La moltitudine dei Liguri era solo vincolata dall'odio che la sospingeva contro il comune nemico. Ogni tribù, d'altronde, riconosceva solo l'autorità di un capo elettivo, e combatteva tumultuosamente e in disordine, talvolta però con impeto irresistibile.
L'istinto e la lunga consuetudine, ben più che disegni ben meditati, suggerivano loro ingegnosi artifizi per cogliere il nemico all'improvviso e sopraffarlo. La perfetta cognizione del terreno, l'attitudine a superare facilmente passi per altra gente impraticabili, la rapidità colla quale si trasferivano fra punti assai lontani, malgrado l'asprezza del terreno, la resistenza alla fatica, alle intemperie e al digiuno li rendevano formidabili.

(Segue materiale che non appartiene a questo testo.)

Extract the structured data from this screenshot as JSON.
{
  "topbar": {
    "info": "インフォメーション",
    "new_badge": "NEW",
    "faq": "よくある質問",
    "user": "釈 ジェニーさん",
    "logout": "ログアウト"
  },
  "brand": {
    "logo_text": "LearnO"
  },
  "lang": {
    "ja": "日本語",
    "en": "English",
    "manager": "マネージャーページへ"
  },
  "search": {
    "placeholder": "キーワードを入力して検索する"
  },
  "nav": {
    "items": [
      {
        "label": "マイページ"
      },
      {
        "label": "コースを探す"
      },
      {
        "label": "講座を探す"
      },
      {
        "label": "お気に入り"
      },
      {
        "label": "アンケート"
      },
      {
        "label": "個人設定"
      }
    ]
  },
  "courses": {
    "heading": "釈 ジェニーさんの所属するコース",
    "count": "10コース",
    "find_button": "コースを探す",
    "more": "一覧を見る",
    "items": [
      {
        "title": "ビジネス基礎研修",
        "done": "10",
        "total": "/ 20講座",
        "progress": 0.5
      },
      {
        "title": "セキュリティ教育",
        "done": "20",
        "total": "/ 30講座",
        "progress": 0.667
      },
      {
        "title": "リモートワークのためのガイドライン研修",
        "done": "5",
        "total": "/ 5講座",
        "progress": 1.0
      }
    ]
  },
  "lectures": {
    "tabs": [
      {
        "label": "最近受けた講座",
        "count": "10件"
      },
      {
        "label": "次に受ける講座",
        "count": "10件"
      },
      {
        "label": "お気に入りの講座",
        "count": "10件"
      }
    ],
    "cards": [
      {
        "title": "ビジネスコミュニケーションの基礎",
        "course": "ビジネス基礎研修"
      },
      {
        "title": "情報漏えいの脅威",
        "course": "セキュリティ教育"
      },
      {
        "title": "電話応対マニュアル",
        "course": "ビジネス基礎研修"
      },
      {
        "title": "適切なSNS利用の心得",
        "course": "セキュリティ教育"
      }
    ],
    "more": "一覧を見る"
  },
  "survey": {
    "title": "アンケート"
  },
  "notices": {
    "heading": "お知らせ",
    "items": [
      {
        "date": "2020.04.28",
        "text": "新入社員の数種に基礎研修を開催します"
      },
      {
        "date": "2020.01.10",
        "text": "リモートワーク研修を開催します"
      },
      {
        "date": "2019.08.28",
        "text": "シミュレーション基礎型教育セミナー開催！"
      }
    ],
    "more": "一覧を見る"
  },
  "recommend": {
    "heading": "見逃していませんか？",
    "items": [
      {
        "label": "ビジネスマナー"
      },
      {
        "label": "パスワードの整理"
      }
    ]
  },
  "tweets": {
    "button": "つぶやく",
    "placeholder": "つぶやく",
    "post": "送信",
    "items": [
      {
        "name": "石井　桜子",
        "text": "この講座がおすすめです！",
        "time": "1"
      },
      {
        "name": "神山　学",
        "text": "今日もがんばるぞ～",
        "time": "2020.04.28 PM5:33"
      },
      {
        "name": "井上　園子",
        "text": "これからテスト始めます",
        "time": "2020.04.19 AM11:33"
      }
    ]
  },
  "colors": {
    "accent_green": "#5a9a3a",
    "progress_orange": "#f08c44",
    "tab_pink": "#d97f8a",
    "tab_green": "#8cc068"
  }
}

Nell'esercito invasore il corpo principale, costituito di vecchie milizie esperte nella guerra e disciplinate, era in gran parte armato di aste e di brevi spade acuminate, a due tagli. Quasi tutti portavano elmo di ferro arrotondato, senza cresta nè cimiero, corazza formata di squame imbricate e grande scudo di ferro, di forma ovale. Da lontano si vedeva scintillare, nel mezzo di ciascuna coorte, l'aquila d'oro della rispettiva insegna, custodita da un centurione.
La cavalleria, che di solito occupava le ali di ciascuna legione, era in questo caso raccolta alla coda, mancandole lo spazio di svilupparsi lateralmente. I cavalli, assai piccoli, ma vigorosi, e provvisti di ampia sella e di gualdrappa a vivi colori, portavano militi armati di lunga spada e muniti di piccolo scudo rotondo e di elmetto.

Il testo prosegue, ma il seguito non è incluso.